Öfter mal „ne Pause gönnen – Viele Arbeitnehmer klagen über Stress, fühlen sich aber dennoch wohl im Job

Öfter mal "ne Pause gönnen - Viele Arbeitnehmer klagen über Stress, fühlen sich aber dennoch wohl im Job

Die häufigsten Stressfaktoren aus Sicht der Arbeitnehmer (Bildquelle: Orizon GmbH)

Personalmangel, Ärger mit Kollegen und Vorgesetzten oder das Gefühl, ständig erreichbar sein zu müssen – am Arbeitsplatz gibt es so einige potenzielle Stressfaktoren. Viele Arbeitnehmer klagen außerdem über eine hohe psychische und physische Belastung im Job. Das geht aus der Orizon Arbeitsmarktstudie 2016 mit über 2.000 Befragten hervor. Dennoch: die Studie belegt gleichzeitig, dass sich deutsche Arbeitnehmer trotz zahlreicher Stress-Faktoren in der großen Mehrheit in ihrem Job wohl fühlen. Arbeitnehmer wie auch Arbeitgeber versuchen zudem aktiv, Maßnahmen zur Stressvermeidung in den Arbeitsalltag zu integrieren.

Über 80 Prozent der befragten Arbeitnehmer – und damit noch etwas mehr als im Vorjahr – fühlen sich an ihrer aktuellen Arbeitsstätte wohl. Gleichzeitig sieht sich mehr als zwei Drittel einer hohen oder sehr hohen physischen, immerhin knapp die Hälfte einer hohen oder sehr hohen körperlichen Belastung im Job ausgesetzt. Das muss kein Widerspruch sein: „Wenn jemand die eigene Tätigkeit als erfüllend ansieht und für entsprechenden Ausgleich sorgt, wird auch ein höheres Stresslevel toleriert“, so Dr. Dieter Traub, CEO des Personalunternehmens Orizon, das die bevölkerungsrepräsentative Befragung alljährlich in Auftrag gibt. Das persönliche Stressempfinden ist individuell verschieden. Was für die Einen ein normales Arbeitspensum zu sein scheint, setzt die Anderen bereits massiv unter Strom. Den größten Stress bereiten laut Orizon Arbeitsmarktstudie 2016 zu viele Aufgaben bei zu wenig Personal, Ärger mit Vorgesetzten oder Kollegen sowie Lärm am Arbeitsplatz. Doch egal, wo die eigene Belastungsgrenze liegt: Dauerhafter Stress kann krank machen. Das bekommen Betroffene durch Symptome wie chronische Kopfschmerzen oder seelische und psychische Erschöpfung zu spüren, die sogar zum Burn-Out oder zu Depressionen führen kann. Umso bedeutsamer ist es, ganz bewusst Gegenmaßnahmen zu ergreifen.

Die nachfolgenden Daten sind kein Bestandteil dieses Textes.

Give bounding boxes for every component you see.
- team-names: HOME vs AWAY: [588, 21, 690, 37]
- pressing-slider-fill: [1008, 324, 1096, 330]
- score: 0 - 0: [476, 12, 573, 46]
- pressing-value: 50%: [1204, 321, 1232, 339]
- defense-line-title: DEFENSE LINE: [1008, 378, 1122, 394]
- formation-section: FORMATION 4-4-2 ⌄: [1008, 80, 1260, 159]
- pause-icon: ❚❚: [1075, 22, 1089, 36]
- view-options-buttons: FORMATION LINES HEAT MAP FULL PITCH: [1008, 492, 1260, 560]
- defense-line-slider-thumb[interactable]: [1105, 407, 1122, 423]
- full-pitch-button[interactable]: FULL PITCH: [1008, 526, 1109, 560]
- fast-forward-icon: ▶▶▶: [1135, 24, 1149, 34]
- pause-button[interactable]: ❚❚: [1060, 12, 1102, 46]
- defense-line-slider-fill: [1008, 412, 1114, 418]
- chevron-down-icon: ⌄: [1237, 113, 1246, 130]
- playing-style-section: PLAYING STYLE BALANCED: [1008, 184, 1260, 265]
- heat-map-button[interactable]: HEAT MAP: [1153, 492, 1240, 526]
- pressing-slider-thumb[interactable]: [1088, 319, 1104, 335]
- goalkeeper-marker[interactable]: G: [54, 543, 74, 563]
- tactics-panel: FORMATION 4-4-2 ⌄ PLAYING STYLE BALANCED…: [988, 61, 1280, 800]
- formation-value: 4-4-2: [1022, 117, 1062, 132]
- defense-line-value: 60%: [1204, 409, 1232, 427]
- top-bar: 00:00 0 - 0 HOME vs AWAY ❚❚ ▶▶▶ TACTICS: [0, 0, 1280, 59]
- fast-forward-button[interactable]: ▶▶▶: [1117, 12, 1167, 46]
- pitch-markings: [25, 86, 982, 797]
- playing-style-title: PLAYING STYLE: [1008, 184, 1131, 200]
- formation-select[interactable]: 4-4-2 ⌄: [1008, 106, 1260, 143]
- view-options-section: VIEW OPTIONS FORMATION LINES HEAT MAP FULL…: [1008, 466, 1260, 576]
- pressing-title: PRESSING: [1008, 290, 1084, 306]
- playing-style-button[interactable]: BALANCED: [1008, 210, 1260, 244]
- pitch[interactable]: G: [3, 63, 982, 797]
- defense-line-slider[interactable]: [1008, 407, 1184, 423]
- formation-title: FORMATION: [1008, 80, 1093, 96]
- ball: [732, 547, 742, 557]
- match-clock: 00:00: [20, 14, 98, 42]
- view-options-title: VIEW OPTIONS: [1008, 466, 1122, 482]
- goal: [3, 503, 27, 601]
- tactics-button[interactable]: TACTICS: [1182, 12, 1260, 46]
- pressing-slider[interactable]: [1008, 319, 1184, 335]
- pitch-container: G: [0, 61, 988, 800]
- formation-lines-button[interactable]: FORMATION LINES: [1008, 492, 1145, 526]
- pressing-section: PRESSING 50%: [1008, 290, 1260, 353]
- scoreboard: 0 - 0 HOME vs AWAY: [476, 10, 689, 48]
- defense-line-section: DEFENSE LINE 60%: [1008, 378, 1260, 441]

Einfach mal an die frische Luft?

Laut Orizon Arbeitsmarktstudie 2016 dienen den Arbeitnehmern vor allem bewusste Entspannungs- und Erholungsphasen in ihrer Freizeit als Stresskiller Nummer eins. Über die Hälfte der Befragten gibt an, auf diese Weise die Belastung am Arbeitsplatz auszugleichen. Gesunde Ernährung sowie ausreichend Bewegung und Sport sind für mehr als zwei Drittel ebenfalls von großer Bedeutung. Rund 40 Prozent suchen aber auch die direkte Kommunikation mit ihren Vorgesetzten, um entsprechende Probleme offen zu thematisieren. Neben eigener Initiative werden auch von Seiten der Arbeitgeber Maßnahmen angeboten, um Belastungen zu reduzieren.

Arbeitgeber setzen auf flexible Arbeitszeitmodelle

Nach Einschätzung der über 2.000 Befragten sind flexible Arbeitszeitmodelle das oberste Mittel der Wahl ihres Arbeitgebers, um Stress am Arbeitsplatz zu verhindern. Auf dem zweiten und dritten Platz rangieren die Maßnahmen „ergonomische Arbeitsplätze und -geräte“ – rund 17 Prozent können auf entsprechende Angebote zurückgreifen – sowie „Kontrollmechanismen zur Einhaltung von Arbeitszeiten und Pausen“ mit knapp 15 Prozent. Doch allen Bestrebungen der Unternehmen und der öffentlichen Aufmerksamkeit für das Thema zum Trotz: Knapp die Hälfte der Arbeitgeber ergreift aus Sicht der befragten Arbeitnehmer gar keine Maßnahmen, um Stress zu begrenzen. Hier besteht offenbar noch großer Handlungsbedarf in deutschen Büros und Werkshallen.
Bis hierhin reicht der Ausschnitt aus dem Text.